2. The multispecific antibody according to claim 1, wherein the first and/or the second and/or the third antigen binding site is independently of each other disulfide stabilized by introduction of cysteine residues at the following positions to form a disulfide bond between the VH and VL domains (numbering according to Kabat): VH at position 44, and VL at position 100, VH at position 105, and VL at position 43, or VH at position 101, and VL at position 100.

3. The multispecific antibody according to any one claims 1 to 2, wherein the first, second, third and fourth peptidic linker are peptides of at least 5 amino acids.

4. The multispecific antibody according to any one of claims 1 to 3, wherein the first and third peptidic linker have the amino acid sequence of SEQ ID NO: 38; and the second and fourth peptidic linker have the amino acid sequence of SEQ ID NO: 16.

5. The multispecific antibody according to any one of claims 1 to 4, wherein the C-terminus of the VH3 domain is directly connected to the N-terminus of one of the CH3 domains, and the C-terminus of the VL3 domain is directly connected to the N-terminus of the other one of the CH3 domains.

6. The multispecific antibody according to any one of claims 1 to 5, wherein the antibody is trivalent.

7. The multispecific antibody according to any one of claims 1 to 6, wherein the antibody is bispecific (the first binding site binds to a first antigen, the second binding site binds to a second antigen and the third binding site binds to a third antigen, whereby two of the first, the second and the third antigen are the same antigen and the other is a different antigen); or trispecific (the first binding site binds to a first antigen, the second binding site binds to a second antigen and the third binding site binds to a third antigen, whereby the first, the second and the third antigen are different antigens).

8. The multispecific antibody according to any one of claims 1 to 7, wherein the first part of the first binding domain and the second part of the first binding domain are associated covalently by a disulfide bond with each other, and/or wherein the first part of the second binding domain and the second part of the second binding domain are associated covalently by a disulfide bond with each other.

9. The multispecific antibody according to any one of claims 1 to 8, wherein the third binding site specifically binds to human CD3.

10. A method for the preparation of the multispecific antibody according to any one of claims 1 to 9, comprising the steps of transforming a host cell with expression vectors comprising nucleic acids encoding the multispecific antibody, culturing said host cell under conditions that allow synthesis of said multispecific antibody, and recovering said multispecific antibody from said host cell culture.

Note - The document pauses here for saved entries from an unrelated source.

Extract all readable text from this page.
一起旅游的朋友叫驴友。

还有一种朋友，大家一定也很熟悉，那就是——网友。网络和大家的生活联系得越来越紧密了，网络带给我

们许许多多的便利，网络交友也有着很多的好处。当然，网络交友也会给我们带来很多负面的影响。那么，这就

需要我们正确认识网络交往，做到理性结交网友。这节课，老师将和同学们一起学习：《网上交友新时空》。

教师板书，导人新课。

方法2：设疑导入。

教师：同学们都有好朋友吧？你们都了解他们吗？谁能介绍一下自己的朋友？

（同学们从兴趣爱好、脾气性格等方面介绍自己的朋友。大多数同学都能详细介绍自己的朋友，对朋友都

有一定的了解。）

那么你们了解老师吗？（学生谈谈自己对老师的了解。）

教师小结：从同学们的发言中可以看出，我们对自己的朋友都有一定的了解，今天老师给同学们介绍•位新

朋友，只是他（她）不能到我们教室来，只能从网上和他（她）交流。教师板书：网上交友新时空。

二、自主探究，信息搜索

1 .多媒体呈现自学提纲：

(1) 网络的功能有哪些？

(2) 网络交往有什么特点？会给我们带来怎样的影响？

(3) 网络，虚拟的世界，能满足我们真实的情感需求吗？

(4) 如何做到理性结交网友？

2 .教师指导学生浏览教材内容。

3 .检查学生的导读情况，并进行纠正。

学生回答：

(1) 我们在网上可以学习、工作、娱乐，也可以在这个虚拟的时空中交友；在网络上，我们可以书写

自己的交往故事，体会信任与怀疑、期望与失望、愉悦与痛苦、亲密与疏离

11. A multispecific antibody produced by the method according to claim 10.

12. A set of nucleic acid encoding the polypeptides of the multispecific antibody according to any one of claims 1 to 9.

13. An expression vector comprising a nucleic acid according to claim 12 or a set of expression vectors each comprising one of the nucleic acids according to claim 12.

14. A host cell comprising the nucleic acids according to claim 12.

15. A pharmaceutical composition comprising the multispecific antibody according to any one of claims 1 to 9, optionally in combination with at least one pharmaceutically acceptable carrier.